Hüllen und Wurzeln

Shapes/Shells/Roots

 

The next, logical step after the first human shapes reappeared in my paintings was sculpture.

I am building human shapes from  japanese paper. Its weight is next to nothing - 9 grams per squaremeter!

Contrasting the aetherical shapes with bright red indian daphne paper makes them come to life and gives them meaning.

Lifesize human forms made from lightweight japanese paper are suspended in midair. They move slowly, catching every movement of the air.

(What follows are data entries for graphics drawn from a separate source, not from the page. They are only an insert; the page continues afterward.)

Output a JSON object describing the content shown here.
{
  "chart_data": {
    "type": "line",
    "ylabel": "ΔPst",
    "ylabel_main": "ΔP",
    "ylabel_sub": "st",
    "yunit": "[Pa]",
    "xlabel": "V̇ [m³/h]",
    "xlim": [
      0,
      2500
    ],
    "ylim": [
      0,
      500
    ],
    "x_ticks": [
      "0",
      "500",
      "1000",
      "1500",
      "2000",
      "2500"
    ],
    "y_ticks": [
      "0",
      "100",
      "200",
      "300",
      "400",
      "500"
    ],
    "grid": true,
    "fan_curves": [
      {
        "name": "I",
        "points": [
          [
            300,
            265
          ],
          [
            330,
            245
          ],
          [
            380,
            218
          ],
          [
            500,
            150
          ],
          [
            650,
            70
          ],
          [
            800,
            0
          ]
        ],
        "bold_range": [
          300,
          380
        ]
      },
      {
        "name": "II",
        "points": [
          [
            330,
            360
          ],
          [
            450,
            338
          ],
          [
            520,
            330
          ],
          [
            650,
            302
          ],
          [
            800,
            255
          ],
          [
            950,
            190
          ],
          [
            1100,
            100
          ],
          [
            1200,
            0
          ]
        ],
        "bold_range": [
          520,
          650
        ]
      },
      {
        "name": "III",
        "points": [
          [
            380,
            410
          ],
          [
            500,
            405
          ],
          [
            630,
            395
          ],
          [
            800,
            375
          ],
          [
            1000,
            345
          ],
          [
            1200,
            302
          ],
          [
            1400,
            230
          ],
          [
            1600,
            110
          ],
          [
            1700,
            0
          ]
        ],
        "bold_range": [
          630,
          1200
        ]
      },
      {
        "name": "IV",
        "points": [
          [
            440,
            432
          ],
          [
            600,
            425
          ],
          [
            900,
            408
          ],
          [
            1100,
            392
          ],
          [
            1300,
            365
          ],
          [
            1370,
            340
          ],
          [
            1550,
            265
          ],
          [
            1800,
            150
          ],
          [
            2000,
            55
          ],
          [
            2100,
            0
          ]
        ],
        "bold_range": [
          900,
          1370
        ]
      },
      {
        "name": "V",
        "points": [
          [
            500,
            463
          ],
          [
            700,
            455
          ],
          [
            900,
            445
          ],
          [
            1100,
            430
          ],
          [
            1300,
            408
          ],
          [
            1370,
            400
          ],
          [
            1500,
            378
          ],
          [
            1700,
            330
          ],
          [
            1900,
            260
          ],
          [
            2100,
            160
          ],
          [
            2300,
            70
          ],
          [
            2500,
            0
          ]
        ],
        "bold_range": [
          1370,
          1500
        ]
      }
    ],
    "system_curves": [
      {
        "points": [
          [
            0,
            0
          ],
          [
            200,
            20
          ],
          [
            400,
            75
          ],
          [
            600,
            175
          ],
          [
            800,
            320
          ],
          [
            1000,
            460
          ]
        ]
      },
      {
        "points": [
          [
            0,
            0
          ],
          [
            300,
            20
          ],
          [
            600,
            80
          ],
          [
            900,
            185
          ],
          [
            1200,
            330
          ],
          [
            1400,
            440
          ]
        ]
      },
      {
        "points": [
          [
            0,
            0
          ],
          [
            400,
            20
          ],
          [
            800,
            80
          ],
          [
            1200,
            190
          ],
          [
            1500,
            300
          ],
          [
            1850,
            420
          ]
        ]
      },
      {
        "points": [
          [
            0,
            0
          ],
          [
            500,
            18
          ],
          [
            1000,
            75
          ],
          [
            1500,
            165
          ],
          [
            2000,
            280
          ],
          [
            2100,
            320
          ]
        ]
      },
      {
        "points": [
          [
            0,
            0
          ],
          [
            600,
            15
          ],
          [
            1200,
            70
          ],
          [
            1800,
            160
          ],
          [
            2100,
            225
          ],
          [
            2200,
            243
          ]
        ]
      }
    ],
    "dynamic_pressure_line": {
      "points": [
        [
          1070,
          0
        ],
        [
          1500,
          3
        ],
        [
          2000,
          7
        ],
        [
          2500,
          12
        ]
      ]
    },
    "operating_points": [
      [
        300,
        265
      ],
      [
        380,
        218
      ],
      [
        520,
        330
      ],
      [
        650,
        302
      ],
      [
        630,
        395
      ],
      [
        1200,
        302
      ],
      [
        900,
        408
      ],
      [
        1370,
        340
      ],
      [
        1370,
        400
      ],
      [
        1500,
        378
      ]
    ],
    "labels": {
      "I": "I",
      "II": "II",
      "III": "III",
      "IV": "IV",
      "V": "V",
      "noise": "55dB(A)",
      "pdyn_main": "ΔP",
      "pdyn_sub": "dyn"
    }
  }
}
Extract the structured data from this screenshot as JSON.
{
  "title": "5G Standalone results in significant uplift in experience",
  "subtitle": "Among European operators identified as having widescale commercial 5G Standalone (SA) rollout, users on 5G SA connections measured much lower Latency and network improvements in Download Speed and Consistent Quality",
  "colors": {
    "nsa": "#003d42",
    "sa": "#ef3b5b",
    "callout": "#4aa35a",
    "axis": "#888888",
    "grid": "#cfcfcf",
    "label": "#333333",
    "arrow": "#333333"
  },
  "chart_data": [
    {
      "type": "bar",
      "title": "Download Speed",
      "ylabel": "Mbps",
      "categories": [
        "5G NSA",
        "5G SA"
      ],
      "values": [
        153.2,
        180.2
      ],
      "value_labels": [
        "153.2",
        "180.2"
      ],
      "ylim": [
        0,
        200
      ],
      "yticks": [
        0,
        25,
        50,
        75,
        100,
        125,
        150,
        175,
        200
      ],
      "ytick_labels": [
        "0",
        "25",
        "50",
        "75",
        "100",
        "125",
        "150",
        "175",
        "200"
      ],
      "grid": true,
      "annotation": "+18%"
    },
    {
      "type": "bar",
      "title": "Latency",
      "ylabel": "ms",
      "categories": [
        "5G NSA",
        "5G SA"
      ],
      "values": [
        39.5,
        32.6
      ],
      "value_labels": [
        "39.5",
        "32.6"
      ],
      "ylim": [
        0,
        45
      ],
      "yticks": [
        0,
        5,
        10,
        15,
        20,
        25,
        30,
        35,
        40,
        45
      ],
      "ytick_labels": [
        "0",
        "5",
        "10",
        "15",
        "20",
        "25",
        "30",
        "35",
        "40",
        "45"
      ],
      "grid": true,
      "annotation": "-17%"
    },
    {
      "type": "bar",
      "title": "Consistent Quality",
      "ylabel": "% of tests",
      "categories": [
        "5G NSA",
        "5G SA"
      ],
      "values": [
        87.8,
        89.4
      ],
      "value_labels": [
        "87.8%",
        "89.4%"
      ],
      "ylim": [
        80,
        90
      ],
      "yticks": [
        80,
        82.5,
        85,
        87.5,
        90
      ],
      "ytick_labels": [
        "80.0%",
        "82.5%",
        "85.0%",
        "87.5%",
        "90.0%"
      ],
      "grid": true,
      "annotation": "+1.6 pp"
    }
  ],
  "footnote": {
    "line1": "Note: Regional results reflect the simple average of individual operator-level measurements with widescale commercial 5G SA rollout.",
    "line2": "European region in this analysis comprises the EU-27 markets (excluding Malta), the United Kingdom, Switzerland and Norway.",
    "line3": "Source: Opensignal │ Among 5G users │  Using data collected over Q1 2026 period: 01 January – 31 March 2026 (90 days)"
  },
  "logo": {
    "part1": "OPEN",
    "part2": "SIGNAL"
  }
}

The middle sculpture is immobile, stretching out ist roots in every direction.

 

The shapes, men and woman, seem fragile. You can see their intestines, roots growing from or into their chests or from their feet. The gentle white of their bodies stands in drastic contrast to to screaming red of what is growing. They come to life, they get charged emotionally by the color and the strangeness of the forms that sprout from them.

 

Vulnerability and strength are the end-poles of this work, depending on the point of view.  The life-size human shapes show their wounds openly. Skin is the border to the outer world. It shows, as humans move in the world, what traces and scars living leaves on body and soul. Naked, so to show the immediate impact of life, to show the contrast between strength and vulnerability. See-through to show the inner process of the body and the soul.

 

I like to polarize with my work, like to engage the viewer emotionally and create a direct bodily response.

 

Der nächste logische Schritt, nachdem 2016 die ersten Menschen wieder in meinen Bildern auftauchten, war die Skulptur.

Ich baue Hüllen aus Papier, sehr leichtem, zarten Japanpapier. Es wiegt fast nichts, 9gr pro Quadratmeter, nur ein Hauch.

Kontrastiert werden diese Menschenformen mit Papierformen aus leuchtend rotem, handgeschöpften Naturpapier.

Diese beleben die durchsichtigen, blutleeren Hüllen und verleihen ihnen Bedeutung.

Wie wäre der Kontakt zwischen den Menschen, wenn man in sie hineinschauen könnte und ihr Innenleben lesen könnte.